/LLAMA_Hackathon

An Interview Prep Advisor

Primary LanguageTypeScript

LLAMA Hackathon Project

This project provides an end-to-end interactive question-and-answer experience. It includes:

  • Frontend (UI) for user interaction and silence detection.
  • Backend 1 (server.py) for scraping and question management.
  • Backend 2 (app.py) for two-way communication, real-time audio feedback, and Groq and Llama integration.

How to Run the Project

Frontend (UI)

Overview

The frontend handles user interactions, silence detection, and communicating with the backend.

Features

  1. Silence Detection:
    • The frontend monitors user input activity during sessions.
    • If no input is detected within a defined threshold, it automatically requests the next question from the backend.
  2. Interactive Display:
    • Dynamically renders questions and processes user answers in real-time.

Setup Instructions

  1. Navigate to the ui directory:
    cd ui
  2. Install dependencies:
    npm install
  3. Start the development server:
    npm run dev
  4. Open the provided URL (e.g., http://localhost:3000) in your browser to access the UI.

Backend 1: server.py

Overview

  • Manages scraping and question updates.
  • Built with FastAPI and Selenium for browser automation.

Setup Instructions

  1. Navigate to the Backend Directory:

    cd src/backend
  2. Install Required Dependencies:

    pip install fastapi pydantic selenium python-dotenv
  3. Ensure WebDriver is Installed:

    • Install a browser WebDriver (e.g., ChromeDriver for Chrome).
      • For Ubuntu:
        sudo apt install chromedriver
      • Download manually from here.
  4. Set Environment Variables:

    • Add a .env file in the backend directory with API keys or configurations (if required):
      API_KEY=your_api_key_here
      
  5. Run the Backend:

    python server.py

Backend 2: app.py

Overview

  • Acts as a middleware for real-time communication between the frontend and backend.
  • Facilitates:
    • User actions like submitting answers and fetching the next question.
    • Real-Time Audio Connection: Integrates Groq and Llama to provide live audio-based interactions and feedback for mock interviews and conversational scenarios.

Features

  1. Groq and Llama Integration:

    • Connects to Groq and Llama APIs for generating real-time responses for user inputs.
    • Provides intelligent feedback and guidance, simulating interviews or conversational scenarios.
  2. Real-Time Audio Feedback:

    • Uses ElevenLabs or AssemblyAI for text-to-speech and speech-to-text capabilities.
    • Streams responses back to the user in real-time, enabling interactive audio sessions.
  3. User Interaction Flow:

    • Frontend sends user queries or audio to app.py.
    • app.py processes the input with Groq and Llama, sending back text or audio feedback.

Setup Instructions

  1. Navigate to the Backend Directory:

    cd src/backend
  2. Install Required Dependencies:

    pip install fastapi requests python-dotenv elevenlabs assemblyai groq
  3. Set Environment Variables:

    • Add a .env file in the backend directory:
      XI_API_KEY=your_elevenlabs_api_key_here
      GROQ_API_KEY=your_groq_api_key_here
      AAI_API_KEY=your_assemblyai_api_key_here
      LLAMA_API_KEY=your_llama_api_key_here
      
  4. Run the Middleware:

    python app.py

Project Workflow

1. Start the Frontend:

  • The UI dynamically renders questions and monitors user activity.
  • Silence detection triggers a transition to the next question if inactivity exceeds the threshold.

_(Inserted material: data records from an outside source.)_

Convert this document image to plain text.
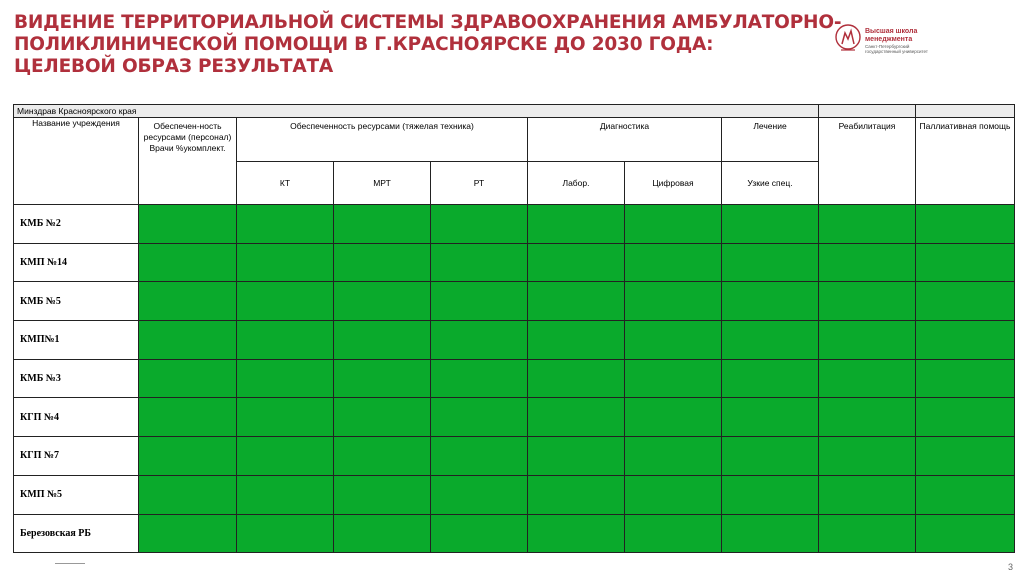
ВИДЕНИЕ ТЕРРИТОРИАЛЬНОЙ СИСТЕМЫ ЗДРАВООХРАНЕНИЯ АМБУЛАТОРНО-
ПОЛИКЛИНИЧЕСКОЙ ПОМОЩИ В Г.КРАСНОЯРСКЕ ДО 2030 ГОДА:
ЦЕЛЕВОЙ ОБРАЗ РЕЗУЛЬТАТА
Высшая школа
менеджмента
Санкт-Петербургский
государственный университет
Минздрав Красноярского края									
Название учреждения	Обеспечен-ность ресурсами (персонал) Врачи %укомплект.	Обеспеченность ресурсами (тяжелая техника)			Диагностика		Лечение	Реабилитация	Паллиативная помощь
		КТ	МРТ	РТ	Лабор.	Цифровая	Узкие спец.		
КМБ №2									
КМП №14									
КМБ №5									
КМП№1									
КМБ №3									
КГП №4									
КГП №7									
КМП №5									
Березовская РБ									
3
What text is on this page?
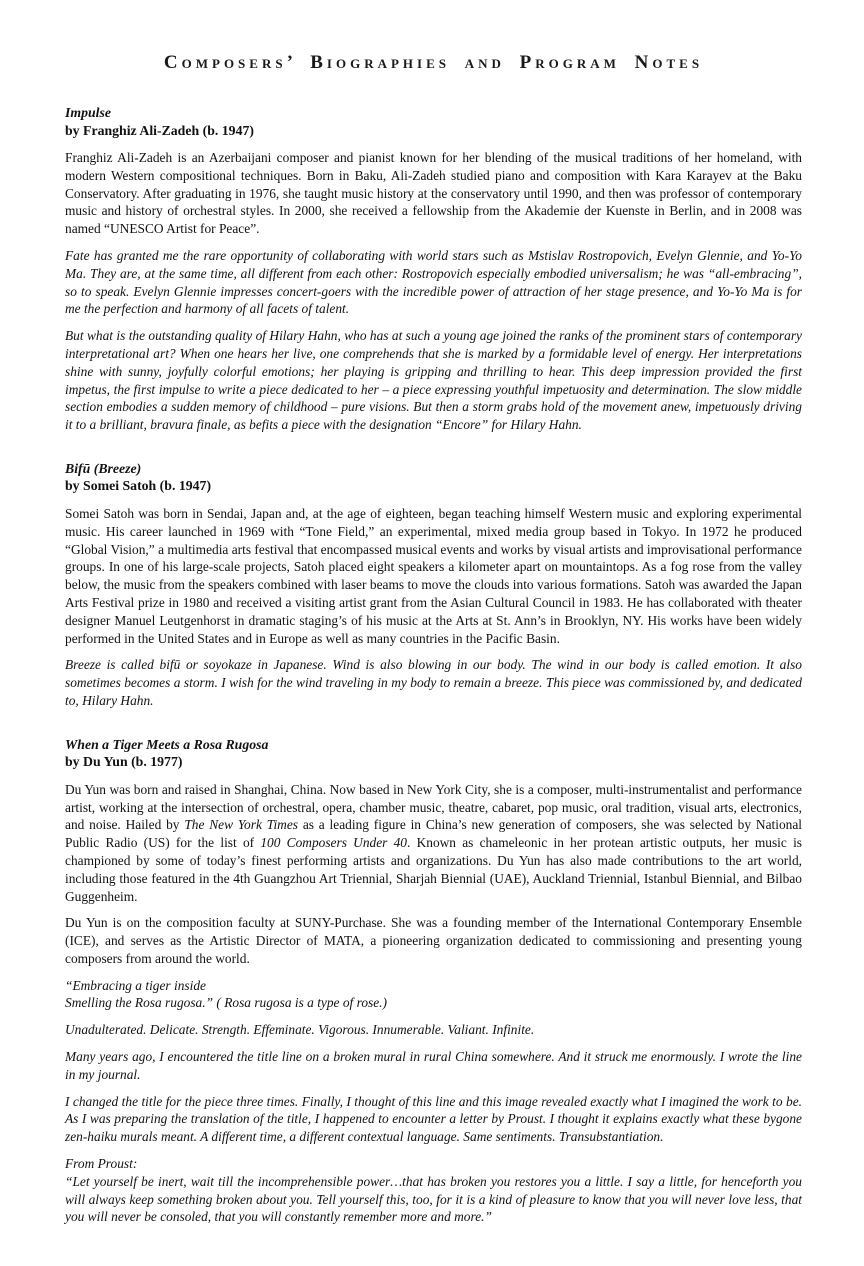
Composers’ Biographies and Program Notes
Impulse
by Franghiz Ali-Zadeh (b. 1947)

Franghiz Ali-Zadeh is an Azerbaijani composer and pianist known for her blending of the musical traditions of her homeland, with modern Western compositional techniques. Born in Baku, Ali-Zadeh studied piano and composition with Kara Karayev at the Baku Conservatory. After graduating in 1976, she taught music history at the conservatory until 1990, and then was professor of contemporary music and history of orchestral styles. In 2000, she received a fellowship from the Akademie der Kuenste in Berlin, and in 2008 was named “UNESCO Artist for Peace”.

Fate has granted me the rare opportunity of collaborating with world stars such as Mstislav Rostropovich, Evelyn Glennie, and Yo-Yo Ma. They are, at the same time, all different from each other: Rostropovich especially embodied universalism; he was “all-embracing”, so to speak. Evelyn Glennie impresses concert-goers with the incredible power of attraction of her stage presence, and Yo-Yo Ma is for me the perfection and harmony of all facets of talent.

But what is the outstanding quality of Hilary Hahn, who has at such a young age joined the ranks of the prominent stars of contemporary interpretational art? When one hears her live, one comprehends that she is marked by a formidable level of energy. Her interpretations shine with sunny, joyfully colorful emotions; her playing is gripping and thrilling to hear. This deep impression provided the first impetus, the first impulse to write a piece dedicated to her – a piece expressing youthful impetuosity and determination. The slow middle section embodies a sudden memory of childhood – pure visions. But then a storm grabs hold of the movement anew, impetuously driving it to a brilliant, bravura finale, as befits a piece with the designation “Encore” for Hilary Hahn.

Bifū (Breeze)
by Somei Satoh (b. 1947)

Somei Satoh was born in Sendai, Japan and, at the age of eighteen, began teaching himself Western music and exploring experimental music. His career launched in 1969 with “Tone Field,” an experimental, mixed media group based in Tokyo. In 1972 he produced “Global Vision,” a multimedia arts festival that encompassed musical events and works by visual artists and improvisational performance groups. In one of his large-scale projects, Satoh placed eight speakers a kilometer apart on mountaintops. As a fog rose from the valley below, the music from the speakers combined with laser beams to move the clouds into various formations. Satoh was awarded the Japan Arts Festival prize in 1980 and received a visiting artist grant from the Asian Cultural Council in 1983. He has collaborated with theater designer Manuel Leutgenhorst in dramatic staging’s of his music at the Arts at St. Ann’s in Brooklyn, NY. His works have been widely performed in the United States and in Europe as well as many countries in the Pacific Basin.

Breeze is called bifū or soyokaze in Japanese. Wind is also blowing in our body. The wind in our body is called emotion. It also sometimes becomes a storm. I wish for the wind traveling in my body to remain a breeze. This piece was commissioned by, and dedicated to, Hilary Hahn.

When a Tiger Meets a Rosa Rugosa
by Du Yun (b. 1977)

Du Yun was born and raised in Shanghai, China. Now based in New York City, she is a composer, multi-instrumentalist and performance artist, working at the intersection of orchestral, opera, chamber music, theatre, cabaret, pop music, oral tradition, visual arts, electronics, and noise. Hailed by The New York Times as a leading figure in China’s new generation of composers, she was selected by National Public Radio (US) for the list of 100 Composers Under 40. Known as chameleonic in her protean artistic outputs, her music is championed by some of today’s finest performing artists and organizations. Du Yun has also made contributions to the art world, including those featured in the 4th Guangzhou Art Triennial, Sharjah Biennial (UAE), Auckland Triennial, Istanbul Biennial, and Bilbao Guggenheim.

Du Yun is on the composition faculty at SUNY-Purchase. She was a founding member of the International Contemporary Ensemble (ICE), and serves as the Artistic Director of MATA, a pioneering organization dedicated to commissioning and presenting young composers from around the world.

“Embracing a tiger inside
Smelling the Rosa rugosa.” ( Rosa rugosa is a type of rose.)

Unadulterated. Delicate. Strength. Effeminate. Vigorous. Innumerable. Valiant. Infinite.

Many years ago, I encountered the title line on a broken mural in rural China somewhere. And it struck me enormously. I wrote the line in my journal.

I changed the title for the piece three times. Finally, I thought of this line and this image revealed exactly what I imagined the work to be. As I was preparing the translation of the title, I happened to encounter a letter by Proust. I thought it explains exactly what these bygone zen-haiku murals meant. A different time, a different contextual language. Same sentiments. Transubstantiation.

From Proust:
“Let yourself be inert, wait till the incomprehensible power…that has broken you restores you a little. I say a little, for henceforth you will always keep something broken about you. Tell yourself this, too, for it is a kind of pleasure to know that you will never love less, that you will never be consoled, that you will constantly remember more and more.”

2. Backend 1 (server.py) Handles Core Logic:

  • Scrapes questions from an external source.
  • Maintains and updates the question bank based on user progress.

3. Backend 2 (app.py) Enables Advanced Features:

  • Relays user requests (e.g., audio input or questions) from the frontend to the backend.
  • Processes the input with Groq and Llama for intelligent responses.
  • Converts responses into real-time audio feedback for enhanced interactivity.

Future Improvements

  1. Frontend:

    • Improve the silence detection algorithm for better sensitivity.
    • Add real-time WebSocket support for instant updates.
  2. Backend:

    • Optimize scraping for reliability and speed.
    • Enhance Groq and Llama API interactions for more robust responses.
  3. End-to-End:

    • Dockerize the application for seamless deployment.
    • Add metrics to analyze user behavior and improve feedback quality.

This setup ensures a fully interactive Q&A and feedback system with advanced audio and real-time features powered by Groq and Llama.